Le roman “One Nothing” (1974) est le résultat de la combinaison de la pensée utopique, de l’anarchisme et du taoïsme d’Ursula. Dans ses œuvres, elle étend le rapport de genre aux contradictions et aux conflits entre l’anarchisme et le capitalisme dans les groupes sociaux, comme l’indique le sous-titre du roman «Une incertitude utopique», qui n’est pas une «utopie» parfaite. En outre, l’auteur a également fui Anaris impitoyable devant Ulas par l’intermédiaire du protagoniste Xie Weike, mais a découvert qu’Ulas avait également une expérience laide qui avait amené les lecteurs à réfléchir et à explorer les perspectives de la société humaine.

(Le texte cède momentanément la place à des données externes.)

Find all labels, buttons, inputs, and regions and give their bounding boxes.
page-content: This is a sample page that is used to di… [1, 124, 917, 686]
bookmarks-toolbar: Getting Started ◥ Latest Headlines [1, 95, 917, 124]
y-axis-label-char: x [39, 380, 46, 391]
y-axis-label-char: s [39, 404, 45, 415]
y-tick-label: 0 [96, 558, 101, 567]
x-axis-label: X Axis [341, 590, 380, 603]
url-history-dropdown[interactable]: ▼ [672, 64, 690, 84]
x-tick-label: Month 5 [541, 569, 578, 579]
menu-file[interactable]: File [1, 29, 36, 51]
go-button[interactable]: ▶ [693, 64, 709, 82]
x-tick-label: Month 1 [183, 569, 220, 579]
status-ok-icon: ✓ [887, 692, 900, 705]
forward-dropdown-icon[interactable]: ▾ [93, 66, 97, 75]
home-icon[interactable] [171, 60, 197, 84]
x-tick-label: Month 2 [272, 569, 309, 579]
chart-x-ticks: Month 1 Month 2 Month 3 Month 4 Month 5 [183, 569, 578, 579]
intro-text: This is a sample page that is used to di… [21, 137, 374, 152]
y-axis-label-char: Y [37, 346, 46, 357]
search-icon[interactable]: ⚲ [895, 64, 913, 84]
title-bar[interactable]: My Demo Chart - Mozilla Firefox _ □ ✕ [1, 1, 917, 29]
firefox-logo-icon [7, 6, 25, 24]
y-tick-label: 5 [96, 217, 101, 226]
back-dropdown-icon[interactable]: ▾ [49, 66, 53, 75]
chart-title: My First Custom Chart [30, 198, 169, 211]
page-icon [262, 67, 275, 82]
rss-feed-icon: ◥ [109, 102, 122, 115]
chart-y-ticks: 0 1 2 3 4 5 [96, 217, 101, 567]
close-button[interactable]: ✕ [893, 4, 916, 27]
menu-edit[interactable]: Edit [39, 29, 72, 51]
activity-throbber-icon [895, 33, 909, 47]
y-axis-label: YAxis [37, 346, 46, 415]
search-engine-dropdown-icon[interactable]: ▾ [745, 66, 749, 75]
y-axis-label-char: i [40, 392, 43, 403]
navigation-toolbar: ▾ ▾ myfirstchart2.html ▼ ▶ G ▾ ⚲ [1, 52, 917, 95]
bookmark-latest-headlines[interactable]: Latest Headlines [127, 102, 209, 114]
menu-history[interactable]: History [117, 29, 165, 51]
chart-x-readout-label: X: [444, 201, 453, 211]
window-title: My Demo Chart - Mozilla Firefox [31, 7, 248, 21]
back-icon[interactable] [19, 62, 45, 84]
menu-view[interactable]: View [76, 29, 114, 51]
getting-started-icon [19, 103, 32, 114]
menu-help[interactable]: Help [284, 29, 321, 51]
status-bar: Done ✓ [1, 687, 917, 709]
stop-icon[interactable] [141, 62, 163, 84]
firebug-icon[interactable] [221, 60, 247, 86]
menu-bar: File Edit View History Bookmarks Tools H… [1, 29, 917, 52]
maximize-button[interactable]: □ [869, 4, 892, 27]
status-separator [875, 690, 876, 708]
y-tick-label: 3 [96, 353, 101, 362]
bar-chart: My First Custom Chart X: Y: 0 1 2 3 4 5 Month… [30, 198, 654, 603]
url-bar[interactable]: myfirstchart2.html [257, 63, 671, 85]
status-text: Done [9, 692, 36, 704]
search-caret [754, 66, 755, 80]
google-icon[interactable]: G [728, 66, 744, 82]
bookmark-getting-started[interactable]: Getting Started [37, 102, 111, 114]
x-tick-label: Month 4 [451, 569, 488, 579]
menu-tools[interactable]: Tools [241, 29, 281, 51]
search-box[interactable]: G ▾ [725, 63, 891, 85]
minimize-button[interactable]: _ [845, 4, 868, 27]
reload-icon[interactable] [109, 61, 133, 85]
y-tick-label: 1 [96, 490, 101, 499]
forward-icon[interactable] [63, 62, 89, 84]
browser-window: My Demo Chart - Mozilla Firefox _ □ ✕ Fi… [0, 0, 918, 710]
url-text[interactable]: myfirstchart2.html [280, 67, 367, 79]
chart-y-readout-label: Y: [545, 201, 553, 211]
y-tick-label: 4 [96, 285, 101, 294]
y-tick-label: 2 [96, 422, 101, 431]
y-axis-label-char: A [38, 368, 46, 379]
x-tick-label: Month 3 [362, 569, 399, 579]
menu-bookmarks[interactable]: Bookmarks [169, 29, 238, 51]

Ursula Leguen a commencé par une œuvre littéraire populaire et a ensuite exploré l’esprit philosophique. Dans ses œuvres, nous ne voyons pas seulement l’ancienne philosophie orientale dans le contexte postmoderne – l’adéquation merveilleuse entre le taoïsme et la littérature postmoderne occidentale dans leurs œuvres, mais témoignons même du fantasme «non conventionnel». La littérature, tant qu’il s’agit d’une réflexion sérieuse et profonde sur la vie et de la réalité, peut entrer dans le monde de la littérature «traditionnelle». Comme elle le dit dans la “Sea Story Collection”: “La vie humaine ne se limite pas à la bande étroite du présent, le vaste monde du temps et des possibilités, du savoir et de l’imagination appartient à l’homme: Notre “courant”.